In the township the population was spread out, with 22.4% under the age of 18, 5.3% from 18 to 24, 23.0% from 25 to 44, 28.1% from 45 to 64, and 21.2% who were 65 years of age or older. The median age was 44 years. For every 100 females, there were 96.2 males. For every 100 females age 18 and over, there were 95.5 males.
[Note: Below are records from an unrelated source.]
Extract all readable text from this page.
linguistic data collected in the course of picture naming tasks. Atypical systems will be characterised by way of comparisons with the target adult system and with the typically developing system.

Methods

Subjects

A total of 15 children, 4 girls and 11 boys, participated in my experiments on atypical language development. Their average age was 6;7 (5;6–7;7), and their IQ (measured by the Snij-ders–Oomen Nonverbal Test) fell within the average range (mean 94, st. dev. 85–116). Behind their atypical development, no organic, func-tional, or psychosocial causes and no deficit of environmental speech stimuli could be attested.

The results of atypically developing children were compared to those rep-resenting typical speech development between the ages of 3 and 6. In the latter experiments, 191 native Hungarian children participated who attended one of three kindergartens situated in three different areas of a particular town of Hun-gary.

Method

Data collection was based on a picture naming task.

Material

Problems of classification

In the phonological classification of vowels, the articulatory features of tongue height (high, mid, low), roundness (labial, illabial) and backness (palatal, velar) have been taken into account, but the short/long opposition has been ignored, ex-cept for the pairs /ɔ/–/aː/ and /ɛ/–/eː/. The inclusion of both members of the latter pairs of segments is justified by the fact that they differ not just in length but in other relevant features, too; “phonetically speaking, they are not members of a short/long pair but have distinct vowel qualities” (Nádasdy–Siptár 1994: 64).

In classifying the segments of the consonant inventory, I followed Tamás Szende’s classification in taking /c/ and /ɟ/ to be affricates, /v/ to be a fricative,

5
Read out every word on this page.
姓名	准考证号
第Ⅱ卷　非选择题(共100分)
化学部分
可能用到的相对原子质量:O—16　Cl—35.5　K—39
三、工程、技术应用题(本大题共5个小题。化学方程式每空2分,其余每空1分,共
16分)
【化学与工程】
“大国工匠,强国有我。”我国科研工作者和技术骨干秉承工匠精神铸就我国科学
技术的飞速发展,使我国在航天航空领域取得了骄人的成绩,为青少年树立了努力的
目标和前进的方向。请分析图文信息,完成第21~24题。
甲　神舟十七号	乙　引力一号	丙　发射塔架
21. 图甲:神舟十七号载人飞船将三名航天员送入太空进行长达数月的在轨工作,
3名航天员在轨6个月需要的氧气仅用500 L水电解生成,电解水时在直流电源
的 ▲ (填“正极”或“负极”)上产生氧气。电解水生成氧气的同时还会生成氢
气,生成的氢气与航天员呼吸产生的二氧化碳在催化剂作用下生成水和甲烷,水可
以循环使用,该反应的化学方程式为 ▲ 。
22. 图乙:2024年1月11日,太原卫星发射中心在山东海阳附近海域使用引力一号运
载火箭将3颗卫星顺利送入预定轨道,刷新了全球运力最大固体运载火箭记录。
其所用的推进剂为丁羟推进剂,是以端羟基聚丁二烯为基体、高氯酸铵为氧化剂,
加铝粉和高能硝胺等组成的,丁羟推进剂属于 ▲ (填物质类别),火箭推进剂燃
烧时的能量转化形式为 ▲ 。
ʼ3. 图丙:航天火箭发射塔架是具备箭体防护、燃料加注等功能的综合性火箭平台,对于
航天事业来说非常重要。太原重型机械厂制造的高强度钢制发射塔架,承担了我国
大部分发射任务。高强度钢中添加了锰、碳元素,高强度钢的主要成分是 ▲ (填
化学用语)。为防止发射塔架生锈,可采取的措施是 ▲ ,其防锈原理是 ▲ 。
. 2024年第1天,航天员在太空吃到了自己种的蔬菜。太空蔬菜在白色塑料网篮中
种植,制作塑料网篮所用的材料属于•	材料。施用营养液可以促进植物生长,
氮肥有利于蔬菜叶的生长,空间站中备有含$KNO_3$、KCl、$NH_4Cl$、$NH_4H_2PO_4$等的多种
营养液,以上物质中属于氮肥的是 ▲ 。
The median income for a household in the township was $35,893, and the median income for a family was $43,077. Males had a median income of $31,307 versus $25,208 for females. The per capita income for the township was $19,158. About 6.9% of families and 9.8% of the population were below the poverty line, including 15.3% of those under age 18 and 9.8% of those age 65 or over.